Et « c’était en réalité un rapt prévisible, estime L’Observateur, même si personne ne savait où les preneurs d’otages frapperaient. Depuis l’intervention militaire française au Nord-Mali il y a un bon mois, où elle pourchasse les narco-salafistes qui avaient fait main basse sur la partie nord du pays, les autorités françaises savaient accrus les risques qui pesaient sur leurs compatriotes. Le coup est certes venu loin du théâtre des opérations, mais il est difficile de ne pas voir une relation de cause à effet entre les deux événements. (…) La suspicion qui pèse sur Boko Haram est d’autant plus sérieuse, relève encore le quotidien burkinabé, que certains de ses éléments étaient allés faire le coup de feu auprès de leurs frères d’Ansar Dine et du MUJAO. Reste à savoir quelle répercussion cette nouvelle donne pourra avoir sur le cours des opérations dans le septentrion malien, s’interroge L’Observateur. Va-t-elle accélérer le retrait des troupes tricolores, déjà annoncé, qui cherchent à se dépêtrer des sables mouvants maliens pour ne pas s’y enliser complètement ? L’avenir nous le dira. »

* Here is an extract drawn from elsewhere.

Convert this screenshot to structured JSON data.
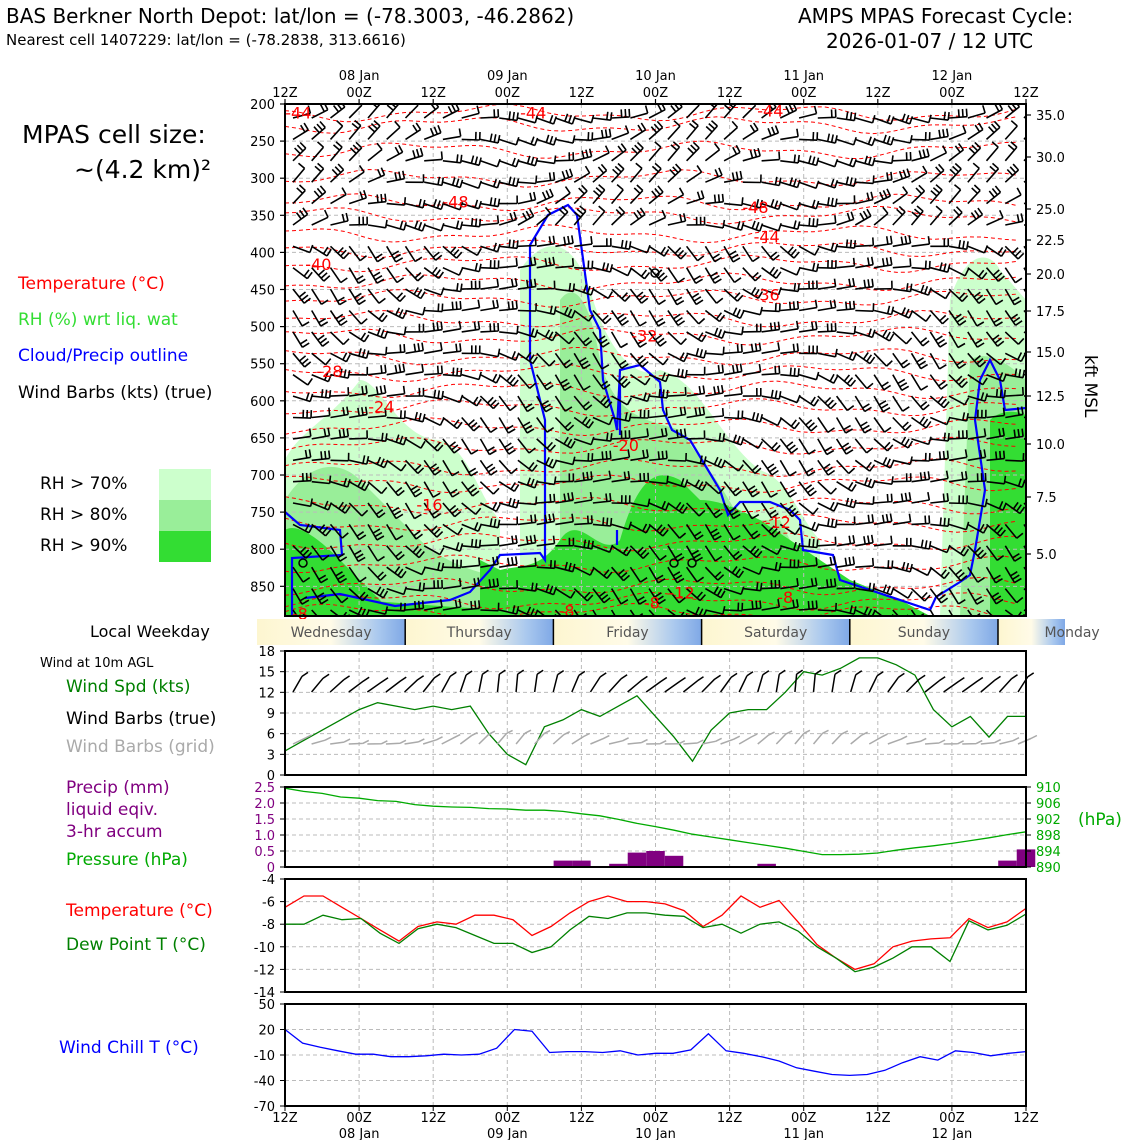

Et puis pour le site d’information Fasozine, toujours au Burkina, avec cette prise d’otages, « les tueurs du tourisme africain ont encore frappé ! » En effet, précise le site, « ce n’est pas seulement à la France et aux Français que ces bandits de grand chemin font du mal. Ils compromettent dangereusement l’industrie touristique qui fait vivre des millions de personnes au Cameroun, au Nigeria et dans la quasi-totalité des pays du Sahel. » Et Fasozine de s’interroger : « demain, à quel pays le tour de subir la dure loi de ces kidnappeurs d’un genre particulier ? »

Enfin, l’enlèvement de cette famille est bien sûr à la Une des journaux français ce matin. « La guerre des otages », s’exclame Sud Ouest. « Otages français : du Mali au Cameroun », constate La Nouvelle République. « Quatre enfants otages des terroristes », déplore Le Parisien.